A Texas Ranger eBook

This eBook from the Gutenberg Project consists of approximately 287 pages of information about A Texas Ranger.

A Texas Ranger eBook

This eBook from the Gutenberg Project consists of approximately 287 pages of information about A Texas Ranger.

“That is, if Mrs. Collins will go, too,” she added as an afterthought.

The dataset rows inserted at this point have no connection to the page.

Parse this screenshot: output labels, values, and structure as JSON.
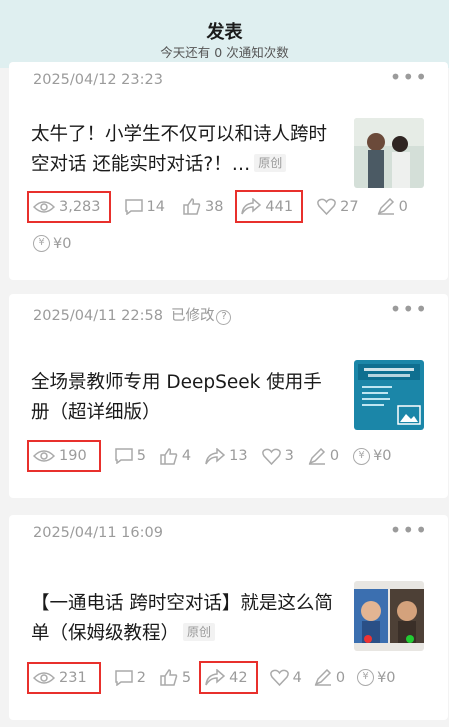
{
  "header": {
    "title": "发表",
    "subtitle": "今天还有 0 次通知次数"
  },
  "posts": [
    {
      "date": "2025/04/12 23:23",
      "title": "太牛了！小学生不仅可以和诗人跨时空对话 还能实时对话?！…",
      "tag": "原创",
      "stats": {
        "views": "3,283",
        "comments": "14",
        "likes": "38",
        "shares": "441",
        "favorites": "27",
        "edits": "0",
        "reward": "¥0"
      },
      "thumb_bg": "#cfd8d4"
    },
    {
      "date": "2025/04/11 22:58",
      "modified": "已修改",
      "title": "全场景教师专用 DeepSeek 使用手册（超详细版）",
      "stats": {
        "views": "190",
        "comments": "5",
        "likes": "4",
        "shares": "13",
        "favorites": "3",
        "edits": "0",
        "reward": "¥0"
      },
      "thumb_bg": "#1a7fa2"
    },
    {
      "date": "2025/04/11 16:09",
      "title": "【一通电话 跨时空对话】就是这么简单（保姆级教程）",
      "tag": "原创",
      "stats": {
        "views": "231",
        "comments": "2",
        "likes": "5",
        "shares": "42",
        "favorites": "4",
        "edits": "0",
        "reward": "¥0"
      },
      "thumb_bg": "#2e3a3a"
    }
  ],
  "icons": {
    "views": "eye-icon",
    "comments": "comment-icon",
    "likes": "thumb-up-icon",
    "shares": "share-icon",
    "favorites": "heart-icon",
    "edits": "pen-icon",
    "reward": "yen-icon",
    "more": "more-icon"
  },
  "colors": {
    "highlight": "#e8302c",
    "header_bg": "#dfeff0",
    "muted": "#9b9b9b"
  }
}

That young woman hesitated.  Though this man had led his miners against her brother, she was ready to believe the attack not caused by personal enmity.  The best of feeling did not exist between the owners of the Jackrabbit and those of the Mal Pais.  Dunke was suspected of boldly crossing into the territory of his neighbor where his veins did not lead.  But there had been no open rupture.  For the very reason that an undertow of feeling existed Nellie consented to join the party.  She did not want by a refusal to put into words a hostility tha e had always carefully veiled.  She was in the position of not wanting to go at all, yet wanting still less to decline to do so.

“I shall be glad to go,” she said.

“Fine.  We’ll start about nine, or nine-thirty say.  I’ll drive up in a surrey.”

“And we’ll have lunch for the party put up at the hotel here.  I’ll get some fruit to take along,” said Margaret.

“We’ll make a regular picnic of it,” added Dunke heartily.  “You’ll enjoy eating out of a dinner-pail for once just like one of my miners, Miss Kinney,”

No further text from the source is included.